Secure Leverage Group, Inc. v. Bodenstein (In re Peregrine Financial Group, Inc.)

Case Type:
Case Status:
16-3424 (7th Circuit, Aug 07,2017) Not Published
Where forex contract accounts can be comingled, and used to pay the futures commissions merchant’s liabilities, they are not considered “customer property” deserving priority over all other claims in the Chapter 7 Bankruptcy of the futures commissions merchant. Forex is a term that references foreign exchange market trading, which includes spot market, forward market and futures market trading.
Procedural context:
Peregrine, a registered futures commissions merchant, filed a Chapter 7 bankruptcy petition, and Bodenstein was appointed as trustee. Chapter 7 of the Bankruptcy Code, 11 U.S.C. §761-767, governs the bankruptcy of a futures commission merchant such as Peregrine, and provides for the distribution of “customer property” in priority to all other claims. “Customer property” is defined as including funds received in connection with a commodity contract. The trustee excluded Secure Leverage Group, Inc. from the priority distribution based on his determination that forex transactions did not constitute “commodity contracts” as defined. The plaintiffs filed an adversary complaint against Bodenstein. After the adversary proceeding was terminated, another group of customers filed a class action against Bodenstein, alleging fraud, breach of fiduciary duty, unjust enrichment, and conversion, seeking imposition of a constructive trust. Because the class action was filed two years after the bar date for proofs of claim, and involved claims based on facts unrelated to the timely filed contract-based claims, the bankruptcy court dismissed the class action claims as untimely. On this consolidated appeal, the Secured Leverage plaintiffs allege that their funds were held in a resulting trust and therefore not included in the bankruptcy estate, and that their forex contracts constituted commodity contracts under the similar contracts clause (11 U.S.C. §761(4)(F)(i)). The class action plaintiffs alleged that the courts erred in holding that the claims were untimely and did not constitute an amended claim. The Seventh Circuit affirmed the district court’s holding, but did not set forth its own analysis, citing its agreement with the reasoning set forth in Secure Leverage Grp., Inc. v.
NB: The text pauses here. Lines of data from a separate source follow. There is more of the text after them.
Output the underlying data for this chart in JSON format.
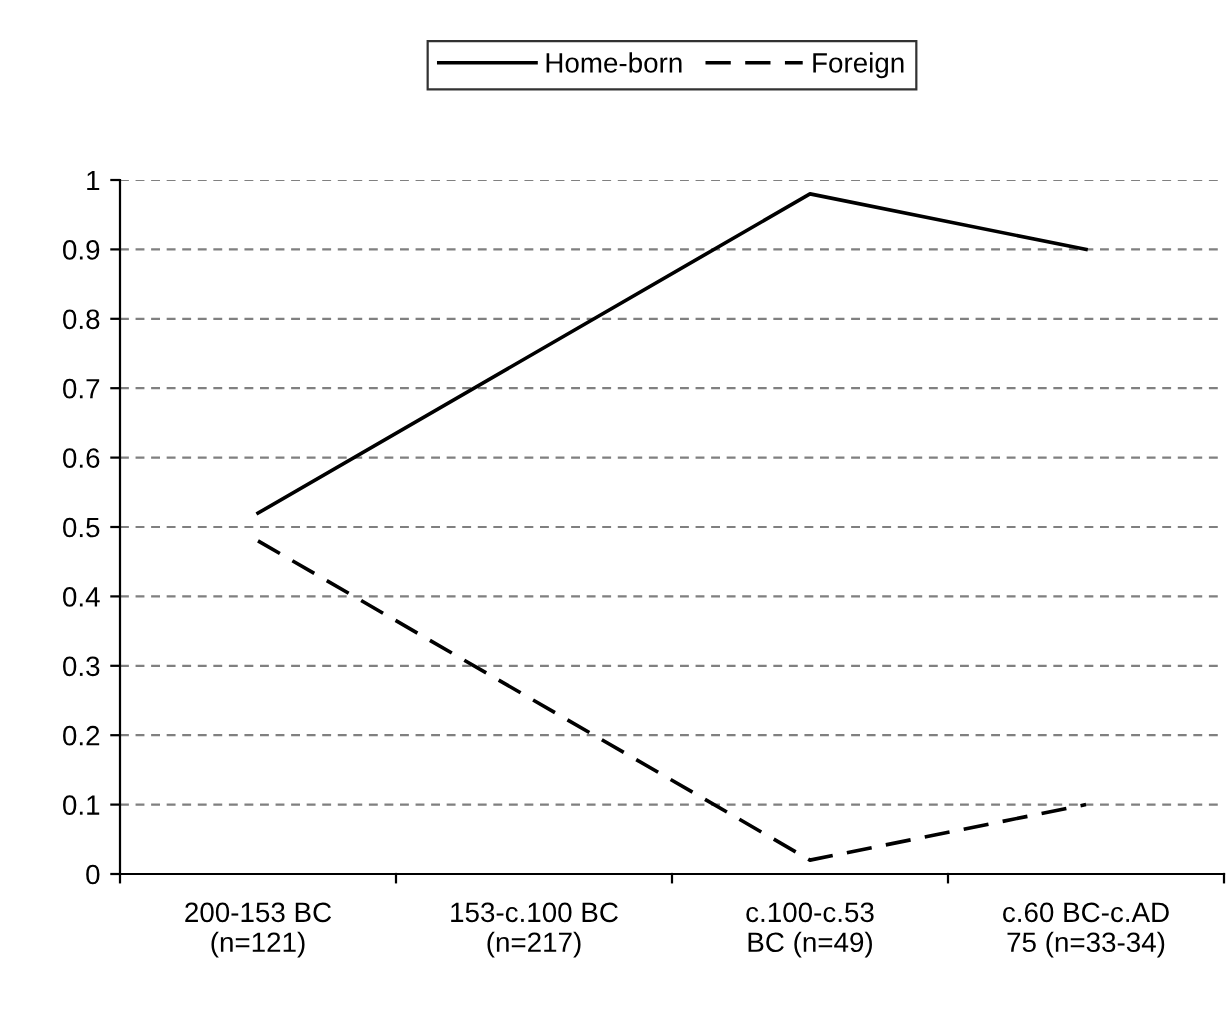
{
  "chart_data": {
    "type": "line",
    "categories": [
      "200-153 BC\n(n=121)",
      "153-c.100 BC\n(n=217)",
      "c.100-c.53\nBC (n=49)",
      "c.60 BC-c.AD\n75 (n=33-34)"
    ],
    "series": [
      {
        "name": "Home-born",
        "color": "#000000",
        "line_style": "solid",
        "values": [
          0.52,
          null,
          0.98,
          0.9
        ]
      },
      {
        "name": "Foreign",
        "color": "#000000",
        "line_style": "dashed",
        "values": [
          0.48,
          null,
          0.02,
          0.1
        ]
      }
    ],
    "ylim": [
      0,
      1
    ],
    "yticks": [
      0,
      0.1,
      0.2,
      0.3,
      0.4,
      0.5,
      0.6,
      0.7,
      0.8,
      0.9,
      1
    ],
    "grid": "y",
    "legend": "top",
    "marker": "none"
  }
}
Bodenstein, 558 B.R. 226, 231 (N.D.Ill. 2016).
Peregrine Financial Group, Inc. (“Peregrine”) was a registered futures commissions merchant and a registered forex dealer. In addition to futures, Peregrine dealt on retail foreign currency transactions (“retail forex”). The plaintiffs are investors who executed retail forex contracts with Peregrine. After being informed by the Commodity Futures Trading Commission that Peregrine’s accounts were going to be monitored, Peregrine’s CEO admitted to embezzling approximately $200 million from Peregrine’s segregated customer futures accounts. As a result of this loss, Peregrine filed Chapter 7, and Bodenstein was appointed as trustee.